Peran negara adalah berkewajiban menjamin segala aspek yang berkenaan dengan sistem pendidikan yang diterapkan, membuka kesempatan pendidikan tinggi seluas mungkin dengan fasilitas sebaik mungkin secara cuma-cuma mencerdaskan kehidupan bangsa.
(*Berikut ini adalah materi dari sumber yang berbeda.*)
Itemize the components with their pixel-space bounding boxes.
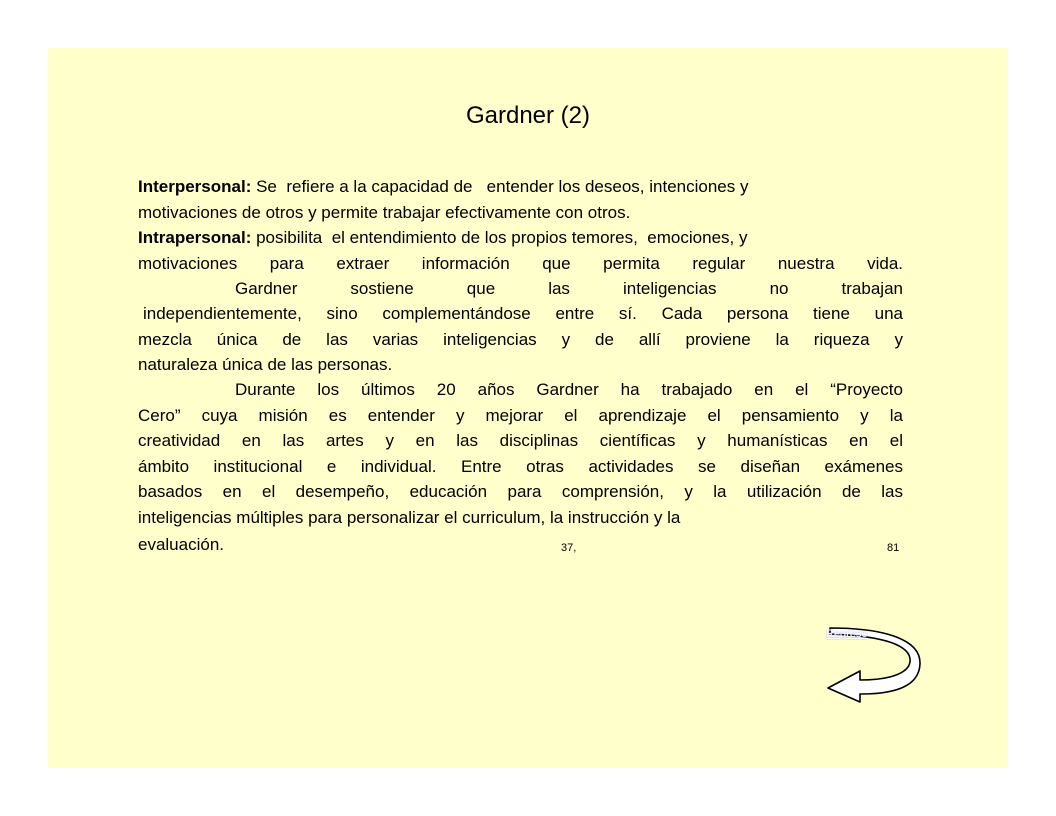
text-line-9: Durante los últimos 20 años Gardner ha trabajado en el “Proyecto (235, 380, 903, 399)
text-line-2: motivaciones de otros y permite trabajar efectivamente con otros. (138, 203, 631, 222)
reference-number-2: 81 (887, 542, 900, 554)
interpersonal-text: Se refiere a la capacidad de entender los deseos, intenciones y (256, 177, 749, 196)
intrapersonal-text: posibilita el entendimiento de los propios temores, emociones, y (256, 228, 748, 247)
intrapersonal-label: Intrapersonal: (138, 228, 252, 247)
text-line-6: independientemente, sino complementándose entre sí. Cada persona tiene una (143, 304, 903, 323)
slide (48, 48, 1008, 768)
text-line-12: ámbito institucional e individual. Entre otras actividades se diseñan exámenes (138, 457, 903, 476)
text-line-15 (138, 533, 903, 557)
last-word: evaluación. (138, 535, 225, 554)
text-line-14: inteligencias múltiples para personalizar el curriculum, la instrucción y la (138, 508, 681, 527)
text-line-10: Cero” cuya misión es entender y mejorar el aprendizaje el pensamiento y la (138, 406, 903, 425)
text-line-7: mezcla única de las varias inteligencias y de allí proviene la riqueza y (138, 330, 903, 349)
text-line-3 (138, 226, 903, 250)
interpersonal-label: Interpersonal: (138, 177, 252, 196)
text-line-4: motivaciones para extraer información que permita regular nuestra vida. (138, 254, 903, 273)
text-line-1 (138, 175, 903, 199)
page-title: Gardner (2) (465, 102, 591, 129)
text-line-13: basados en el desempeño, educación para comprensión, y la utilización de las (138, 482, 903, 501)
text-line-8: naturaleza única de las personas. (138, 355, 393, 374)
text-line-5: Gardner sostiene que las inteligencias no trabajan (235, 279, 903, 298)
reference-number-1: 37, (561, 542, 577, 554)
text-line-11: creatividad en las artes y en las disciplinas científicas y humanísticas en el (138, 431, 903, 450)
regreso-link[interactable]: Regreso (826, 628, 868, 640)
Penyedia pendidikan adalah tanggungjawab negara yang dibiayai dari APBN yang pemasukan, pengelolaan dan pendistribusiannya terkait dengan kebijakan sistem ekonomi negara yang paripurna. Pembiayaan sistem pendidikan ini diambil dari pendapatan negara yang tentunya mampu menutup semua anggaran kebutuhan dasar. Kebutuhan dasar rakyat salah satunya dalam bidang pendidikan. Hal ini tak kan mungkin tercapai tanpa intervensi penuh negara dan menolak komersialisasi pendidikan dan penerapan ekonomi neoliberal saat ini.
Mewujudkannya butuh kesadaran, melihat sisi krisis pendidikan negeri saat ini dan keinginan yang kuat merubahnya pada kondisi ideal. Tak hanya negeri ini, negara-negara besar dunia bahkan negara yang masih merasa menjadi negara adidaya saat ini, belum mampu mewujudkan sistem pendidikannya dengan sempurna menjadi mercusuar kegemilangan peradaban manusia. Hanya satu negara adidaya lama di masa lalu yang gaung kesohorannya masih terasa dan diakui hingga saat ini. Bidang pendidikan membawanya pada posisi pembawa cahaya gemilang di kegelapan dunia saat itu. Negara yang dilandasi dengan asas ketakwaan pada Tuhan semesta alam, menerapkan aturan syariat-Nya dengan sistem pemerintahan Islam dalam institusi Khilafah Islamiyah.